Utilities for Processing the HCRC Map Task Corpus for the purpose of dialogue act (DA) classification. The data has been randomly split, with the training set comprising 80% of the dialogues (102), and test and validation sets 10% each (13).
The maptask_to_text.py script processes all dialogues into a plain text format. Individual dialogues are saved into directories corresponding to the set they belong to (train, test, etc). All utterances in a particular set are also saved to a text file.
The utilities.py script contains various helper functions for loading/saving the data.
The process_transcript.py includes functions for processing each dialogue.
The maptask_metadata.py generates various metadata from the processed dialogues and saves them as a dictionary to a pickle file. The words, labels and frequencies are also saved as plain text files in the /metadata directory.
Utterance are tagged with the Maptask Coding Scheme for DA.
By default:
- Utterances are written one per line in the format Speaker | Utterance Text | Dialogue Act Tag.
- Setting the utterance_only_flag == True, will change the default output to only one utterance per line i.e. no speaker or DA tags.
- Utterances marked as Uncodable ('uncodable' tag) are removed.

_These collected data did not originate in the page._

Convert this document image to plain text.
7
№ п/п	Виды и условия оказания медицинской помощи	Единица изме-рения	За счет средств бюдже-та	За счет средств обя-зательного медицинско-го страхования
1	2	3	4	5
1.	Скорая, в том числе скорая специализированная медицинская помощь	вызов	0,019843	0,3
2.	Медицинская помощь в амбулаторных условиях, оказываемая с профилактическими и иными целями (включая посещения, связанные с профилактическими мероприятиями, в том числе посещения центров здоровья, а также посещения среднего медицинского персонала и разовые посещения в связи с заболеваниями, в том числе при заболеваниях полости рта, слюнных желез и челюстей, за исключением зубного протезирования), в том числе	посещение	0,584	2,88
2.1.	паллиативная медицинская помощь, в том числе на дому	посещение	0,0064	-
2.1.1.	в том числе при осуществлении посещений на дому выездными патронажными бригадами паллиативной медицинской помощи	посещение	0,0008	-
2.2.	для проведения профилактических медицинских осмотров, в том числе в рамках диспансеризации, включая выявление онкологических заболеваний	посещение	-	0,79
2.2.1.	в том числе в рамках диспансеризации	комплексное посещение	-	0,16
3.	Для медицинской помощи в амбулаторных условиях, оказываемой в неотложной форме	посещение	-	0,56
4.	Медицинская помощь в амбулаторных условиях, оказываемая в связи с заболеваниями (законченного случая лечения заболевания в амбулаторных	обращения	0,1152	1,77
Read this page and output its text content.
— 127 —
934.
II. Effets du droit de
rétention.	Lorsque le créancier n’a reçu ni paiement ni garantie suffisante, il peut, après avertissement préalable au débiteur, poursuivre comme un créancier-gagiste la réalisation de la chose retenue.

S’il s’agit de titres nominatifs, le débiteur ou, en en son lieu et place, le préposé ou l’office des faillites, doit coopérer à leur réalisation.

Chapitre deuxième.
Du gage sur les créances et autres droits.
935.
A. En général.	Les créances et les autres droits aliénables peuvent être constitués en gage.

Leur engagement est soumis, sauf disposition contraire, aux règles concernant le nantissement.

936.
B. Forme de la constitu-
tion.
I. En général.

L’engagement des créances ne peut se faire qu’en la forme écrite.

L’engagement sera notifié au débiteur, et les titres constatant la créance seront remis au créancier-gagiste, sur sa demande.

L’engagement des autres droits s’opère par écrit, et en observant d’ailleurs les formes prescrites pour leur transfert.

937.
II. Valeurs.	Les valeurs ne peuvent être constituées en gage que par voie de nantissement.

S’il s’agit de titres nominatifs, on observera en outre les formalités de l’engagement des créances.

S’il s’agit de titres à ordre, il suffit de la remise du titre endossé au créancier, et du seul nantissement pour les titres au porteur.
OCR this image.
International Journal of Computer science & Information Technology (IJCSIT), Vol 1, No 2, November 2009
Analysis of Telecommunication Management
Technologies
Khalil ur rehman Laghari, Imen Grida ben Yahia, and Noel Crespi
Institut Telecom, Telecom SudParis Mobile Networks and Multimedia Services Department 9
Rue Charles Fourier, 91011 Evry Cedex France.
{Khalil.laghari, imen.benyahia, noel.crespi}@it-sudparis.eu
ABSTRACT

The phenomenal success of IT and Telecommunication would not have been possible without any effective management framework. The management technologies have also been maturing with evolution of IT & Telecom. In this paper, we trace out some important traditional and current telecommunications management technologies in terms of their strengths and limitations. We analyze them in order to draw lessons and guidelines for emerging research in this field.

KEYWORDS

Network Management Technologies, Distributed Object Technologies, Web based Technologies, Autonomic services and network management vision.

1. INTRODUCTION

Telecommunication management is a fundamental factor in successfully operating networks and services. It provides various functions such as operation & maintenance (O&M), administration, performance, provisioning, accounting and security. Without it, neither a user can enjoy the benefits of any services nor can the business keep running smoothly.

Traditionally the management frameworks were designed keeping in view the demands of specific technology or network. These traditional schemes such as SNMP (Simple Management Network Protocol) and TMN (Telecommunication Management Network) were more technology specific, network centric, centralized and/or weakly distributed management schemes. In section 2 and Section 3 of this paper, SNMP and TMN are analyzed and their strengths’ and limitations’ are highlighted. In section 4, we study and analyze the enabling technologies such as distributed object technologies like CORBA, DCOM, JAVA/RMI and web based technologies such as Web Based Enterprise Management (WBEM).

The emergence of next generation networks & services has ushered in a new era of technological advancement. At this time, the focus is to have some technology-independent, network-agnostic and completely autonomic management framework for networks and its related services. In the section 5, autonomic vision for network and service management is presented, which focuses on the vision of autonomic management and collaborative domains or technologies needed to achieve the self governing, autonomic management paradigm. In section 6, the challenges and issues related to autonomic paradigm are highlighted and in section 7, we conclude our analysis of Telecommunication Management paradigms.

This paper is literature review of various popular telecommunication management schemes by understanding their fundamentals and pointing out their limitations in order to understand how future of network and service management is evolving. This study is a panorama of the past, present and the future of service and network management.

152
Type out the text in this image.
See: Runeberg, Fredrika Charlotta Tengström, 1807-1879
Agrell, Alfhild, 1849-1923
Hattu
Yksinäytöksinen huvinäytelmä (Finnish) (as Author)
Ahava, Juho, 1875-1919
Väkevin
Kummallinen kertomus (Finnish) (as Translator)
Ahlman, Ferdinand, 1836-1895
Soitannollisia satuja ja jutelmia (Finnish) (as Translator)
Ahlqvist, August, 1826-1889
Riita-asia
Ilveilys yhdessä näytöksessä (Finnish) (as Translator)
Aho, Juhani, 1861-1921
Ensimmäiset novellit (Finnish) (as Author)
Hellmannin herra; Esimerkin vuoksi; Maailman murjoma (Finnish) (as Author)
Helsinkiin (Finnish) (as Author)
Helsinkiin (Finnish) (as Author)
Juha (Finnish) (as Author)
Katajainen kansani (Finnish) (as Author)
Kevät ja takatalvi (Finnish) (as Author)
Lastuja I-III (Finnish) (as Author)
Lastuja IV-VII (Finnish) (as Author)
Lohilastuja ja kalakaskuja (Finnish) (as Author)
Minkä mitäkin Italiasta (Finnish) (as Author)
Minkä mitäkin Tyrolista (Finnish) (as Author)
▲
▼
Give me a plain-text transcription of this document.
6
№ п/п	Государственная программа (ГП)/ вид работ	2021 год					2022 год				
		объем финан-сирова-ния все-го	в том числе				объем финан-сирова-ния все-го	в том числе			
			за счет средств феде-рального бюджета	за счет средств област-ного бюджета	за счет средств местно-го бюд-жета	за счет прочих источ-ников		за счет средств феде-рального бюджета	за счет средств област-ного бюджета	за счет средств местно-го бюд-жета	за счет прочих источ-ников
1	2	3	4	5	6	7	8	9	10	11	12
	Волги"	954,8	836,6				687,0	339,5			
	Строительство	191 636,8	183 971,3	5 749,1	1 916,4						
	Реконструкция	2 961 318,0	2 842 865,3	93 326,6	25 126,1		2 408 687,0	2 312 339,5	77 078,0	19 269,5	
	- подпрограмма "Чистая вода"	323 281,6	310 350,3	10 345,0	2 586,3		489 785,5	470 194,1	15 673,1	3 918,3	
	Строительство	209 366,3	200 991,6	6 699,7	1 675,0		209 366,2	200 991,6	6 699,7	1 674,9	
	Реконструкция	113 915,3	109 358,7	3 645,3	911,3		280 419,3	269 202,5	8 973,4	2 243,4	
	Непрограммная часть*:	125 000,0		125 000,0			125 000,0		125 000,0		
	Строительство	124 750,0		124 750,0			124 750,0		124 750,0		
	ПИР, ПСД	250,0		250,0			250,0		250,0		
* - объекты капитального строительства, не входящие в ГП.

- Incomplete words have been removed i.e. 'th--'.
g|okay|ready
g|starting off we are above a caravan park|instruct
f|mmhmm|acknowledge
Dialogue Act | Labels | Count | % | Train Count | Train % | Test Count | Test % | Val Count | Val % |
---|---|---|---|---|---|---|---|---|---|
Acknowledge | acknowledge | 5605 | 20.94 | 4433 | 21.04 | 527 | 20.29 | 645 | 20.82 |
Instruct | instruct | 4267 | 15.94 | 3390 | 16.09 | 417 | 16.06 | 460 | 14.85 |
Yes-Reply | reply_y | 3230 | 12.07 | 2530 | 12.01 | 304 | 11.71 | 396 | 12.78 |
Explain | explain | 2160 | 8.07 | 1669 | 7.92 | 219 | 8.43 | 272 | 8.78 |
Check | check | 2137 | 7.99 | 1683 | 7.99 | 232 | 8.93 | 222 | 7.17 |
Ready | ready | 2062 | 7.70 | 1559 | 7.40 | 222 | 8.55 | 281 | 9.07 |
Check Attention | align | 1778 | 6.64 | 1444 | 6.85 | 130 | 5.01 | 204 | 6.58 |
Yes-No-Question | query_yn | 1758 | 6.57 | 1350 | 6.41 | 191 | 7.35 | 217 | 7.00 |
Clarify | clarify | 1193 | 4.46 | 970 | 4.60 | 116 | 4.47 | 107 | 3.45 |
Non Yes-No-Reply | reply_w | 916 | 3.42 | 729 | 3.46 | 83 | 3.20 | 104 | 3.36 |
No-Reply | reply_n | 884 | 3.30 | 692 | 3.28 | 101 | 3.89 | 91 | 2.94 |
Non Yes-No-Question | query_w | 772 | 2.88 | 618 | 2.93 | 55 | 2.12 | 99 | 3.20 |
- Total number of utterances: 26743
- Max utterance length: 115
- Mean utterance length: 6.15
- Total Number of dialogues: 128
- Max dialogue length: 682
- Mean dialogue length: 208.93
- Vocabulary size: 1797
- Number of labels:12
- Number of speakers: 2
Train set
- Number of dialogues: 102
- Max dialogue length: 682
- Mean dialogue length: 206.39
- Number of utterances: 21052
Test set
- Number of dialogues: 13
- Max dialogue length: 314
- Mean dialogue length: 212.46
- Number of utterances: 2762
Val set
- Number of dialogues: 13
- Max dialogue length: 439
- Mean dialogue length: 225.31
- Number of utterances: 2929
- num_utterances = Total number of utterance in the full corpus.
- max_utterance_len = Number of words in the longest utterance in the corpus.
- mean_utterance_len = Average number of words in utterances.
- num_dialogues = Total number of dialogues in the corpus.
- max_dialogues_len = Number of utterances in the longest dialogue in the corpus.
- mean_dialogues_len = Average number of utterances in dialogues.
- word_freq = Dataframe with Word and Count columns.
- vocabulary = List of all words in vocabulary.
- vocabulary_size = Number of words in the vocabulary.
- label_freq = Dataframe containing all data in the Dialogue Acts table above.
- labels = List of all DA labels.
- num_labels = Number of labels used from the Maptask data.
- speakers = List of all speakers.
- num_speakers = Number of speakers in the Maptask data.
Each data set also has:
- <setname>_num_utterances = Number of utterances in the set.
- <setname>_num_dialogues = Number of dialogues in the set.
- <setname>_max_dialogue_len = Length of the longest dialogue in the set.
- <setname>_mean_dialogue_len = Mean length of dialogues in the set.